Running is perhaps a contact sport
Spring has clearly been waylaid. Probably held up in a snowdrift or a large puddle somewhere. Or maybe it hasn’t defrosted fully yet.
Luckily, running is an all-year, all-weather sport. Almost. Deep snow is tricky, as is sheet ice. But rain is fine, which is just as well as I was running today and it was raining.
It was the heaviest rain I’ve run in since the end of the 10K some years ago when, as soon as I crossed the finishing line, it gushed down. Everyone ran back to the cars and my glasses steamed up and I couldn’t see, so I stood there like a forlorn otter until someone came back to find me.
Today on my run, my specs started to get a bit drippy, a bit steamy, a bit… opaque, really.
So much so, I had to take them off in order to see. My feet were a blur, and not because of their speed. It was very disorienting and in places felt quite unsafe when the pavements were uneven, so I gave my specs a rub and gave them another go. Then they steamed up and I couldn’t see.
So, I’m thinking I should get some contact lenses.
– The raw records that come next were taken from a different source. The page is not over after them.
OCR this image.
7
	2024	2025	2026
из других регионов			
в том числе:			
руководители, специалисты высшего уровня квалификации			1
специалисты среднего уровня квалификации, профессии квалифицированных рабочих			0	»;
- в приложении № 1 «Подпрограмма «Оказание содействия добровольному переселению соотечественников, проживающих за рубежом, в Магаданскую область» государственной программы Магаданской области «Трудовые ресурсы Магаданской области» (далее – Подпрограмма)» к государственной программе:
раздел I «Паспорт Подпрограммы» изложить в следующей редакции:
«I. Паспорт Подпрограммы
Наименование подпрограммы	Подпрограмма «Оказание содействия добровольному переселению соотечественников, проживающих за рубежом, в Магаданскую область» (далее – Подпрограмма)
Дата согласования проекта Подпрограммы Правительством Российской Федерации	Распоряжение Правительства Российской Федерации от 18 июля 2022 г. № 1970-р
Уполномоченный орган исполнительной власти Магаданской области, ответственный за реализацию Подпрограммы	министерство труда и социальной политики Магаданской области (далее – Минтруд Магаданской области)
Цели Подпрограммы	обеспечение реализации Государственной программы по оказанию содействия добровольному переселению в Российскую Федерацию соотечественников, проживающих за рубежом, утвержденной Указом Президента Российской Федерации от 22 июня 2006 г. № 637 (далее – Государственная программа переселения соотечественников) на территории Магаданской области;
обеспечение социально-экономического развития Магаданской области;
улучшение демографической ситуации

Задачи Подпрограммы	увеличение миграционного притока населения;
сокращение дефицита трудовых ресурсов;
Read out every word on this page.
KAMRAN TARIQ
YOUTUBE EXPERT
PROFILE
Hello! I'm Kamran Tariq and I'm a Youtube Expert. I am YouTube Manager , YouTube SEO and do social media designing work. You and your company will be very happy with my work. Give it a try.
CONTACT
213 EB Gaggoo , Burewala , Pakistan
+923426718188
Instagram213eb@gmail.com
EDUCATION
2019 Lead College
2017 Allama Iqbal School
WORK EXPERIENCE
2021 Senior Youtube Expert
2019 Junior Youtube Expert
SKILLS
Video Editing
I had lenses for years, but in my childbearing decade, I needed to be able to crash out for a sudden opportunistic snooze without the faff of dealing with lenses.
These days are gone now. I generally only sleep at night. It should be okay.
On the downside, this may mean I have to revisit the whole “make-up” thing. You see, my Velma Dinkley specs delineate my eyes fairly robustly, so you know my eyes are there. Without the specs, my features recede into nothingness,( except my nose… and the gap between my two front teeth…). I may have to think about eyebrows and stuff and what people do to them. And mascara. And… actually, that’s about as far as I’d go.
Depressing clart is make-up. I dunno why people bother (except to show where their eyes are).
So I think I might go for a chat with the optician tomorrow and see if I can get the optimum optical solution for my benchmark of a run that is a few weeks away. I have signed up again for the Glasgow Women’s 10k – and if I don’t shave a good seven to ten minutes off my time I’ll be really annoyed.